Sustainable development integrates environmental policies and development strategies so as to satisfy current and future human needs, improve quality of life and protect the environment that we depend on for life support services; it is “a development that meets the needs of the present without compromising the ability of future generations to meet their own needs” (World Commission on Environment and Development, 1987).
Sustainable development indicators (SDI) provide metrics for the state of a system or for monitoring a trend in the development of the system. SDI have been developed for different purposes and in different contexts. The most comprehensive and well documented indicator set is that contained in the G4 sustainability reporting guidelines of the Global Reporting Initiative. The reporting guidance describes a process whereby organisations can generate reliable and relevant information on their material (significant) economic, environmental and social impacts in a standardised yet flexible format. The main industrial BIOMOre partner, KGHM Polska Miedź, uses the GRI G4 guidelines in its reporting on sustainable development.
The BIOMOre project has selected a subset of SDI from the G4 guidance document that, based on the technology’s potential risks and advantages, is judged to be relevant for assessing the contribution of the new in situ recovery technology to the industry’s sustainable development, see the table below. Identified potential advantages and risks associated with the in-situ recovery technology are listed below with the relevant SDI given in brackets afterwards:
No ore or waste moved (G4-EN3, G4-EN15)
No creation of open holes, waste dumps, leach pads or tailings (MM1, MM3)
Minimal visual disturbance (G4-SO2)
Minimal noise, dust, greenhouse gas emissions and other emissions (G4-SO2, G4-EN15, G4?EN21)
Environmental impacts by leachate escape outside the mining area (G4-EN22)
Seismic and rock mechanic impacts (G4-SO2)
Post operational chemical or microbial impacts on the deposit (MM3)
Impacts from sludge and other process waste (MM3)
The SDI selected address the main advantages and risks identified. A majority of the selected SDI refer to environmental issues whereas two refer to the other two pillars of sustainable development, social and economic impacts. It should be noted that seismic issues are not addressed directly in the GRI G4 SDI. They have been assigned by the project to the SDI G4-SO2 as a potential negative effect on the local community.

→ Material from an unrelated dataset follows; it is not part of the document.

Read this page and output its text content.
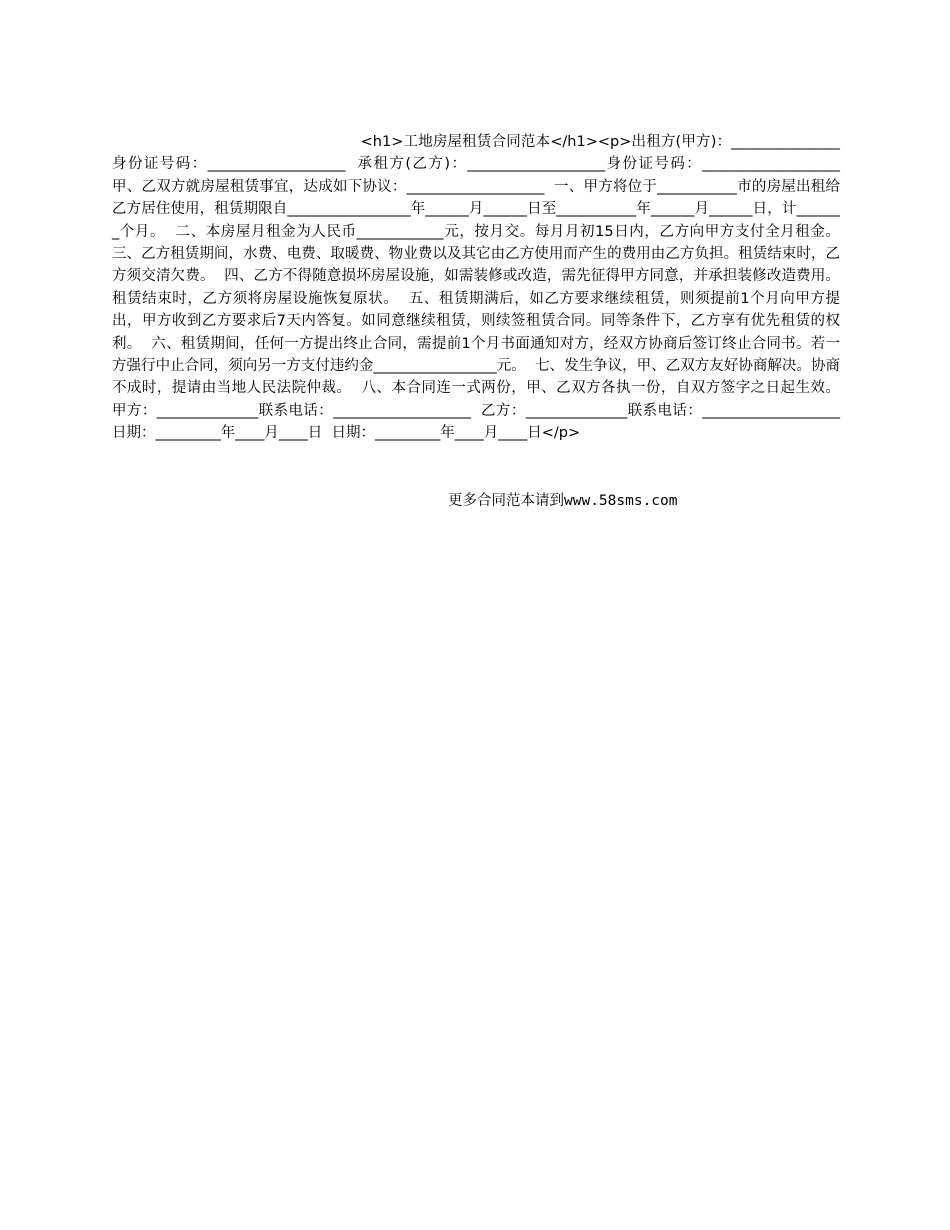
<h1>工地房屋租赁合同范本</h1><p>出租方(甲方)：_______________身份证号码：___________________  承租方(乙方)：___________________身份证号码：___________________  甲、乙双方就房屋租赁事宜，达成如下协议：___________________  一、甲方将位于___________市的房屋出租给乙方居住使用，租赁期限自_________________年______月______日至___________年______月______日，计_______个月。  二、本房屋月租金为人民币____________元，按月交。每月月初15日内，乙方向甲方支付全月租金。  三、乙方租赁期间，水费、电费、取暖费、物业费以及其它由乙方使用而产生的费用由乙方负担。租赁结束时，乙方须交清欠费。  四、乙方不得随意损坏房屋设施，如需装修或改造，需先征得甲方同意，并承担装修改造费用。租赁结束时，乙方须将房屋设施恢复原状。  五、租赁期满后，如乙方要求继续租赁，则须提前1个月向甲方提出，甲方收到乙方要求后7天内答复。如同意继续租赁，则续签租赁合同。同等条件下，乙方享有优先租赁的权利。  六、租赁期间，任何一方提出终止合同，需提前1个月书面通知对方，经双方协商后签订终止合同书。若一方强行中止合同，须向另一方支付违约金_________________元。  七、发生争议，甲、乙双方友好协商解决。协商不成时，提请由当地人民法院仲裁。  八、本合同连一式两份，甲、乙双方各执一份，自双方签字之日起生效。  甲方：______________联系电话：___________________  乙方：______________联系电话：___________________  日期：_________年____月____日  日期：_________年____月____日</p>

更多合同范本请到www.58sms.com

|Aspect||SDI number and title|
|Economic Performance||G4-EC1 Direct economic value generated and distributed (+ sector additions for mining and metals)|
|Materials||G4-EN1 Materials used by weight or volume|
|Energy||G4-EN3 Energy consumption within the organisation|
|Biodiversity||MM1 Amount of land (owned or leased, and managed for production activities or extractive use) disturbed or rehabilitated|
|Emissions||G4-EN15 Direct greenhouse gas (GHG) emissions (scope 1)|
|Emissions||G4-EN21 NOx, SOx, and other significant air emissions (+ sector additions for mining and metals)|
|Effluents and Waste||G4-EN22 Total water discharge by quality and destination|
|Effluents and Waste||MM3 Total amounts of overburden, rock, tailings, and sludges and their associated risks|
|Local communities||G4-SO2 Operations with significant actual and potential negative impacts on local communities|
The assessment of the technology’s contribution to sustainable development is performed by comparing calculated SDI values for a “baseline” technology” defined as conventional underground mining with estimated values for the in situ recovery process being developed in the BIOMOre project. The assessment team has chosen the baseline technology as being the technology applied in the Rudna in Poland mine where the underground experiments in the project are performed. SDI data for the Rudna mine has been collated and evaluated from open source data in the sustainability reporting by the mine operator KGHM Polska Miédź.
The goal of the BIOMOre project is to implement an alternative mining concept using a combined method of channelling and bioleaching for the in-situ recovery of mineral resources from ore deposits exceeding 1000 m depths.
To enable a large-scale application of this technology, our key objectives are to demonstrate its functional efficiency at the example case Rudna Mine in Poland and to identify further mineral deposits that provide adequate site conditions allowing for an application of this technology.
For this purpose, the exploitation strategy should comprise the
- identification of suitable deep mineral deposits in Europe and abroad that may be extracted via biomining,
- specific adaptation and optimisation of the in-situ recovery technique to site conditions of different mineral ore deposits,
- economical evaluation of life-of-mine costs including capital and operational expenditures and comparison to traditional mining techniques
- qualitative compilation of potential risk factors (e.g. environment, geology, technology, public acceptance, health & safety) that will be evaluated quantitatively.